Comparative Study of Lightweight Segmentation Models for Medical Cell Imagery in Resource-Constrained Environments

Abstract

Abstract Precise medical cell image segmentation is an essential prerequisite for cell counting, pathological diagnosis, cancer grading and personalized treatment planning, yet mainstream deep learning segmentation models are hard to deploy in grassroots medical institutions and portable microscopic devices due to their massive parameters and high computational complexity. To address this critical issue, this study evaluated three representative convolutional neural network models for medical nuclear segmentation tasks under GPU-free, resourceconstrained conditions, using the 2018 Data Science Bowl dataset with diverse tissue types and imaging modalities.
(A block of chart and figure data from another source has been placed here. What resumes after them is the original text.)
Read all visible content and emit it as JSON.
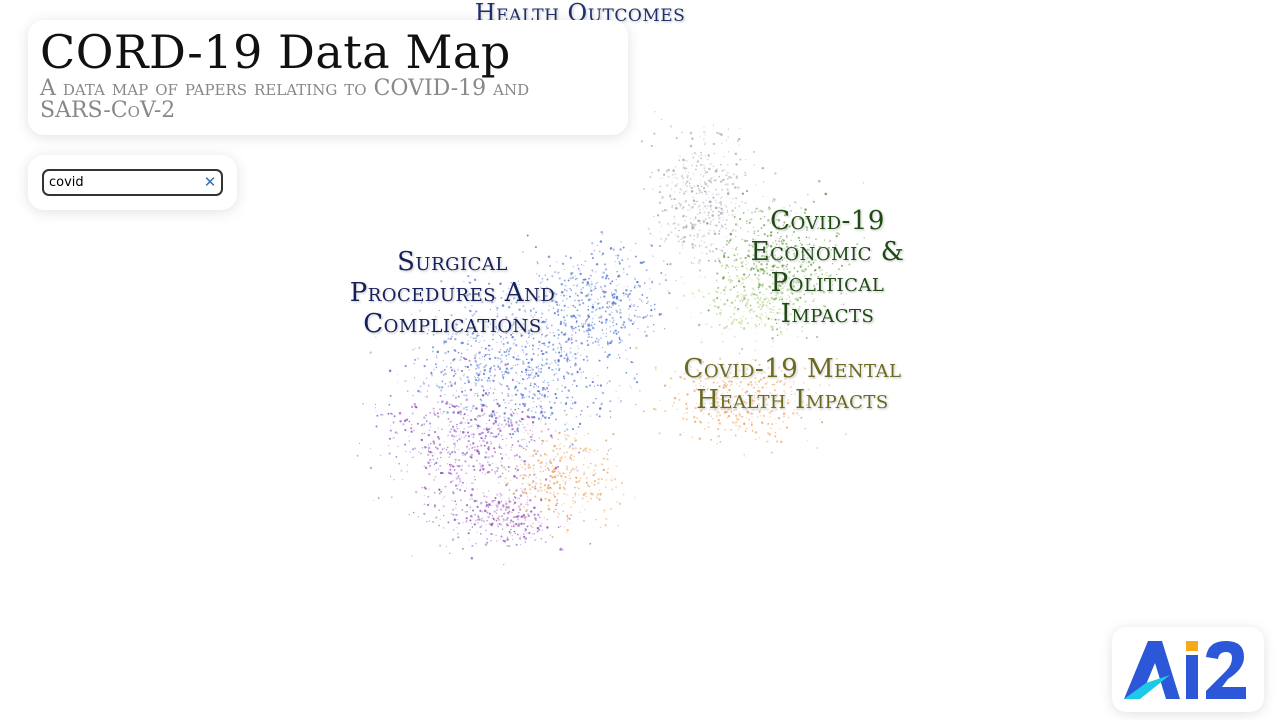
{
  "app": {
    "title": "CORD-19 Data Map",
    "subtitle": "A data map of papers relating to COVID-19 and SARS-CoV-2"
  },
  "search": {
    "value": "covid",
    "clear_icon": "close-icon"
  },
  "map_labels": [
    {
      "text": "Health Outcomes",
      "color": "#1f2f6b"
    },
    {
      "text": "Surgical Procedures And Complications",
      "color": "#16205a"
    },
    {
      "text": "Covid-19 Economic & Political Impacts",
      "color": "#1f4a14"
    },
    {
      "text": "Covid-19 Mental Health Impacts",
      "color": "#6b6a20"
    }
  ],
  "logo": {
    "name": "ai2-logo",
    "text": "AI2",
    "colors": {
      "primary": "#2b57d8",
      "accent": "#f6a91b",
      "cyan": "#1ec9e8"
    }
  },
  "colors": {
    "points_blue": "#3b63c9",
    "points_purple": "#8a3fb8",
    "points_green": "#4f8a2c",
    "points_lime": "#b7d98a",
    "points_orange": "#e79a52",
    "points_gray": "#9aa0ab"
  }
}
The models included the lightweight Half-UNet as the benchmark, transfer learning-based MobileNetV2-UNet with pre-trained weights, and real-time-oriented Fast- SCNN. Experimental results show that MobileNetV2- UNet achieves the optimal Dice coefficient of 0.9175 with relatively low resource consumption, significantly outperforming the benchmark; Fast-SCNN sacrifices some accuracy (Dice coefficient of 0.7504) but gains superior inference speed (215.8 FPS), which is 3.8 times that of the benchmark. This study provides empirical evidence and technical references for efficient automated medical image analysis on low-computing hardware, highlighting the necessity of flexibly selecting lightweight models according to different clinical demands.